Breaking out figures for the first time has provided an unexpected insight into Disney’s newly formed Direct-to-Consumer Business unit, revealing that Hulu incurred a $469 million operating loss for 2018 – ballooning by 388.5% year on year. This is despite revenue growth of 22% to $1.5 billion for the whole D2C sector, of which Hulu accounts for the lion’s share. But with Disney soon to own 60% of the streaming outfit through its purchase of assets from 21st Century Fox, Disney would inherit an even higher operating loss and the studio’s board will be greatly concerned about a repeat situation at Disney+.
That said, Disney is expected to consolidate Hulu in some form or another and has promised to deliver more information on the future of Hulu and Disney+ at the Disney Investor Day on April 11 – when it will also show a debut demo of Disney+ and a first-look at its slate of original content.

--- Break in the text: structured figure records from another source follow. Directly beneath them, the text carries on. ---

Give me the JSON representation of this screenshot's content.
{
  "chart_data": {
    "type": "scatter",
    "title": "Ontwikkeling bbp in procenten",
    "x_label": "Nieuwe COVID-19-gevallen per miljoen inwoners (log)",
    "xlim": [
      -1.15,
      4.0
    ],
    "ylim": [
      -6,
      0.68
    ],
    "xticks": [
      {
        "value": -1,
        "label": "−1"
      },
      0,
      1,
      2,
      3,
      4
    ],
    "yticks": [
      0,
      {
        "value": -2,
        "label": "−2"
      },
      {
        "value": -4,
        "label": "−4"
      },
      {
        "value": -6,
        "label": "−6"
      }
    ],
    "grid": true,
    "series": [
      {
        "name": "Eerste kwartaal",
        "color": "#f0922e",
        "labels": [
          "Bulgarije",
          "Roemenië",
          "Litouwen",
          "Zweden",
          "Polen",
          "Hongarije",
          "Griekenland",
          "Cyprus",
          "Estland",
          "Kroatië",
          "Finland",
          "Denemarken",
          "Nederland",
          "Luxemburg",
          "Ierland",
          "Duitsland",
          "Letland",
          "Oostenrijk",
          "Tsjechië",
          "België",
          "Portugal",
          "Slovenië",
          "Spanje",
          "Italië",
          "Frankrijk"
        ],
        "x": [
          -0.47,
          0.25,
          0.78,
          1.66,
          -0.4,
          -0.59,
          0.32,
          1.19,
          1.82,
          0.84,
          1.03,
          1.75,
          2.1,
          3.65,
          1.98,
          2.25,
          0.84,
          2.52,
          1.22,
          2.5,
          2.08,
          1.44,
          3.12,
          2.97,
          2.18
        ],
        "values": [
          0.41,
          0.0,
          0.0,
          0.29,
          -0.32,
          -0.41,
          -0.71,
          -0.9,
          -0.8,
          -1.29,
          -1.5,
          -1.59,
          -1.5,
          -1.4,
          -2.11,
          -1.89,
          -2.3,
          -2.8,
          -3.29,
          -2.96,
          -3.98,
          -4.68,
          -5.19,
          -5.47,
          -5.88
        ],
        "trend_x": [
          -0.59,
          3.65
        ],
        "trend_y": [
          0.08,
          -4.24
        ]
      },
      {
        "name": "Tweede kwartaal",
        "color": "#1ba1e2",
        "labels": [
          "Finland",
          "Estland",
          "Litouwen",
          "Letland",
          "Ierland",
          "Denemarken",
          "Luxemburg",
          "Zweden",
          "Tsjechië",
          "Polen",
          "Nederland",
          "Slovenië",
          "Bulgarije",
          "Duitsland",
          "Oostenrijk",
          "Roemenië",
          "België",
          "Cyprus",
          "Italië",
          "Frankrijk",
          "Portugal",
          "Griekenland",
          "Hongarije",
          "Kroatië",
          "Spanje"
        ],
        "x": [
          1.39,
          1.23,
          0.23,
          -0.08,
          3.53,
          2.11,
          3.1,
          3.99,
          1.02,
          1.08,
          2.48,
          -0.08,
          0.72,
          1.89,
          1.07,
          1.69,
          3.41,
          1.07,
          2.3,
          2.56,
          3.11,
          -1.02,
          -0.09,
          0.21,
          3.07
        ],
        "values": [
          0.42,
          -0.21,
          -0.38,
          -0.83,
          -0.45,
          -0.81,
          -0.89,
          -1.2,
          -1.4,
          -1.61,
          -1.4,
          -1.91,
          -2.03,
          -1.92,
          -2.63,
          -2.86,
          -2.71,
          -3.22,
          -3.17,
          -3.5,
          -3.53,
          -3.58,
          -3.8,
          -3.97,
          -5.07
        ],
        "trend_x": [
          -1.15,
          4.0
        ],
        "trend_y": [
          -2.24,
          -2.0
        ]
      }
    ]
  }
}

So, what to expect? Well, just a fortnight ago, Hulu posted impressive 2018 figures with a 48% increase in subscribers, its best year ever, to reach the 25 million subscriber milestone. The advertising arm was also a resounding success, growing its user base by 50% year on year to boost revenue for the year by 45% – so the arrival of the service’s damning operating income this week was met with disbelief. The onus could therefore be on scrapping Hulu’s subscription tier in favor of an advertising-only model, so as not to step on the toes of Disney+.
However, Bob Iger begs to differ with our conclusion of Hulu’s shaky financials not boding well for Disney+, claiming everyone should look at the success of ESPN+ as a more fitting comparison, as the sports streaming service surpassed one million subscribers in its first five months. He says this despite Hulu and Disney+ both being entertainment-focused and ESPN+ centering around sports. Iger also hailed BAMTech for aiding ESPN+’s performance, with the streaming technology vendor allowing Disney to quickly enter the direct to consumer space following its acquisition of a majority controlling stake in 2017.
As for the exclusive content rolling out on Disney+, the portfolio includes the first-ever live-action Star Wars series, The Mandalorian; an original series based on Disney Channel’s High School Musical; an animated series based on Pixar’s Monsters, Inc. franchise; a new season of the Star Wars animated series, Clone Wars; a live-action version of the animated classic Lady and the Tramp; and a number of original docu-series. A live-action Marvel series starring Tom Hiddleston, a second Star Wars series starring Diego Luna, and other high-profile projects are also in development.
“The ability to connect directly with millions of Disney, Pixar, Marvel, and Star Wars fans creates tremendous opportunities for growth. In addition to leveraging our existing IP in new ways, we’re making significant investments in original content exclusively for Disney+, creating an impressive pipeline of high-quality movies and series we believe will make the streaming service even more compelling for consumers,” added Iger.